My response: “Well, not really!”

While the regulation requires advisors to put clients’ interests ahead of their own at the time of a securities transaction, a true fiduciary standard asks you to put clients ahead at all times. It’s not limited to the time and date of a particular trade.

Take a group whose view on the matter is likely more orthodox: CFP mark holders. Those holding the designation have three core duties:

  1. The duty of care. They must act with the care, skill, prudence and diligence that a prudent professional would exercise in light of a client’s goals, risk tolerance, objectives and personal circumstances.
  2. The duty of loyalty. They place the interests of their clients above the interests of themselves and their firms, avoiding conflicts of interest, disclosing to the client any material conflicts that do emerge, obtaining the clients’ informed consent and properly managing conflicts.
  3. The duty to follow client instructions. CFP mark holders are required to comply with the objectives, policy restrictions and other terms of engagement for dealing with clients and all the reasonable and lawful directions of the client.

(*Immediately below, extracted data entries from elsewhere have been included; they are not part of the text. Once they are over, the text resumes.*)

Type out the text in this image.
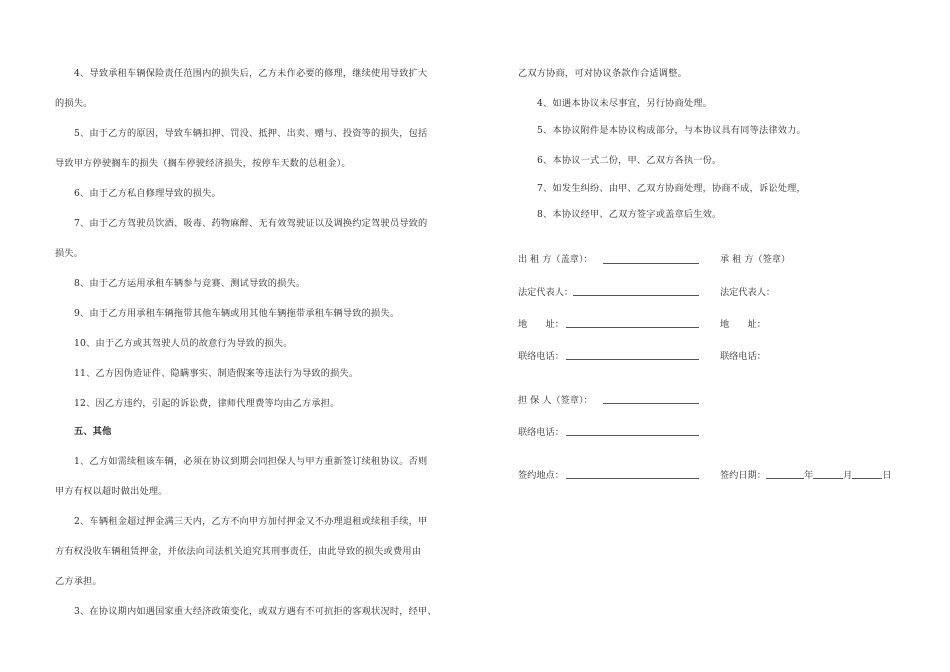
4、导致承租车辆保险责任范围内的损失后，乙方未作必要的修理，继续使用导致扩大
的损失。
5、由于乙方的原因，导致车辆扣押、罚没、抵押、出卖、赠与、投资等的损失，包括
导致甲方停驶搁车的损失（搁车停驶经济损失，按停车天数的总租金）。
6、由于乙方私自修理导致的损失。
7、由于乙方驾驶员饮酒、吸毒、药物麻醉、无有效驾驶证以及调换约定驾驶员导致的
损失。
8、由于乙方运用承租车辆参与竞赛、测试导致的损失。
9、由于乙方用承租车辆拖带其他车辆或用其他车辆拖带承租车辆导致的损失。
10、由于乙方或其驾驶人员的故意行为导致的损失。
11、乙方因伪造证件、隐瞒事实、制造假案等违法行为导致的损失。
12、因乙方违约，引起的诉讼费，律师代理费等均由乙方承担。
五、其他
1、乙方如需续租该车辆，必须在协议到期会同担保人与甲方重新签订续租协议。否则
甲方有权以超时做出处理。
2、车辆租金超过押金满三天内，乙方不向甲方加付押金又不办理退租或续租手续，甲
方有权没收车辆租赁押金，并依法向司法机关追究其刑事责任，由此导致的损失或费用由
乙方承担。
3、在协议期内如遇国家重大经济政策变化，或双方遇有不可抗拒的客观状况时，经甲、
乙双方协商，可对协议条款作合适调整。
4、如遇本协议未尽事宜，另行协商处理。
5、本协议附件是本协议构成部分，与本协议具有同等法律效力。
6、本协议一式二份，甲、乙双方各执一份。
7、如发生纠纷、由甲、乙双方协商处理，协商不成，诉讼处理，
8、本协议经甲、乙双方签字或盖章后生效。
出 租 方（盖章）：	承 租 方（签章）
法定代表人：	法定代表人：
地　　址：	地　　址：
联络电话：	联络电话：
担 保 人（签章）：
联络电话：
签约地点：	签约日期：	年	月	日
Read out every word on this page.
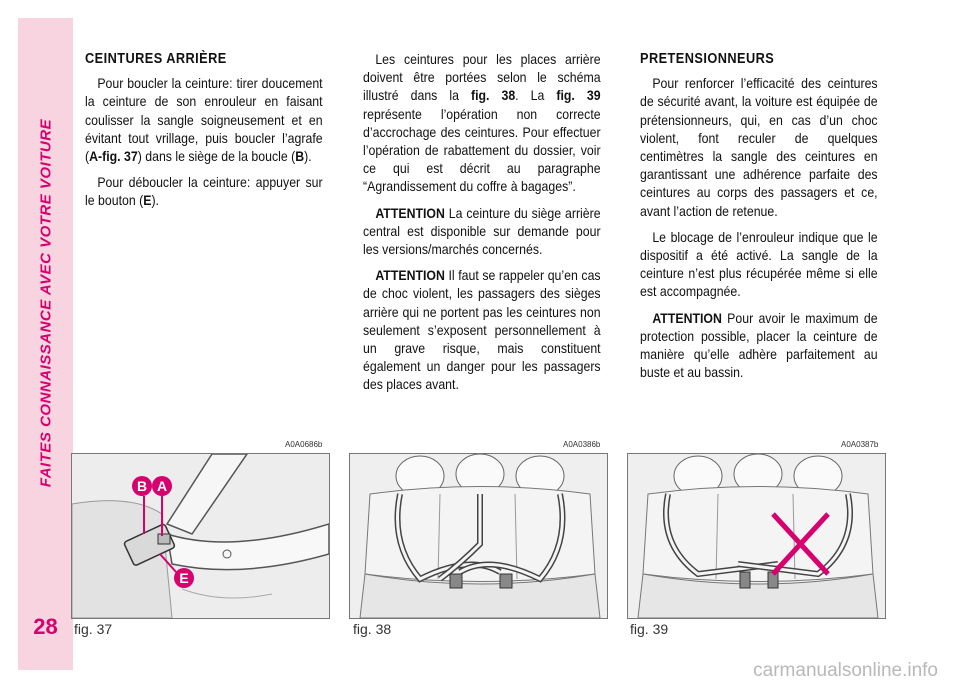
FAITES CONNAISSANCE AVEC VOTRE VOITURE
28
CEINTURES ARRIÈRE

Pour boucler la ceinture: tirer doucement la ceinture de son enrouleur en faisant coulisser la sangle soigneusement et en évitant tout vrillage, puis boucler l’agrafe (A-fig. 37) dans le siège de la boucle (B).

Pour déboucler la ceinture: appuyer sur le bouton (E).

Les ceintures pour les places arrière doivent être portées selon le schéma illustré dans la fig. 38. La fig. 39 représente l’opération non correcte d’accrochage des ceintures. Pour effectuer l’opération de rabattement du dossier, voir ce qui est décrit au paragraphe “Agrandissement du coffre à bagages”.

ATTENTION La ceinture du siège arrière central est disponible sur demande pour les versions/marchés concernés.

ATTENTION Il faut se rappeler qu’en cas de choc violent, les passagers des sièges arrière qui ne portent pas les ceintures non seulement s’exposent personnellement à un grave risque, mais constituent également un danger pour les passagers des places avant.

PRETENSIONNEURS

Pour renforcer l’efficacité des ceintures de sécurité avant, la voiture est équipée de prétensionneurs, qui, en cas d’un choc violent, font reculer de quelques centimètres la sangle des ceintures en garantissant une adhérence parfaite des ceintures au corps des passagers et ce, avant l’action de retenue.

Le blocage de l’enrouleur indique que le dispositif a été activé. La sangle de la ceinture n’est plus récupérée même si elle est accompagnée.

ATTENTION Pour avoir le maximum de protection possible, placer la ceinture de manière qu’elle adhère parfaitement au buste et au bassin.

A0A0686b	A0A0386b	A0A0387b
B A
E
fig. 37	fig. 38	fig. 39
carmanualsonline.info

These obligations don’t stop and end with a securities transaction. They stand at all times—unlike Reg BI, which only applies at the time a recommendation is made to a client. The CFP code of standards goes beyond, covering all financial assets—as well as to other aspects of a client’s financial world, like tax strategies and insurance recommendations, that Reg BI has no interest in.

But whether the advisors are following a CFP standard or a Reg BI standard, there are conflicts that often fall through the cracks—things the advisors often miss. Here we’re going to examine four conflicts that are often overlooked: proprietary advisory platforms, forgivable transition notes, advisory administration fees and markups on third-party money managers’ management fees.

Proprietary Advisory Platforms
We see both broker-dealer RIAs and large producer groups (super OSJs) offering their own proprietary managed advisory programs. These are their primary profit centers. Yet if you give an advisor a 100% payout for a product that comes from your firm’s proprietary platform—while paying less for something from another advisory platform—that’s a conflict of interest. Broker-dealer RIAs do this. So do some independent RIAs.

Michael Kitces, the creator of the Nerd’s Eye View blog, says, “To the extent that the RIA platform is giving different payouts to advisors for different investment solutions, that definitely raises conflict of interest concerns, as it's literally a financial inducement to guide clients towards one solution over another.

“That doesn’t automatically make it wrong (not all conflicts of interest result in outright harm), but it’s certainly concerning, to say the least. Notably, the SEC’s fiduciary framework does generally allow such conflicts with some disclosures, although the Department of Labor’s original fiduciary rule back in 2016 would have outright banned such practices (as a ‘more stringent’ version of fiduciary where such conflict can’t be mitigated and disclosed, but would have had to be eliminated altogether).”

For fiduciary standard purists, anything with the word “proprietary” in front of it ought to invite skepticism.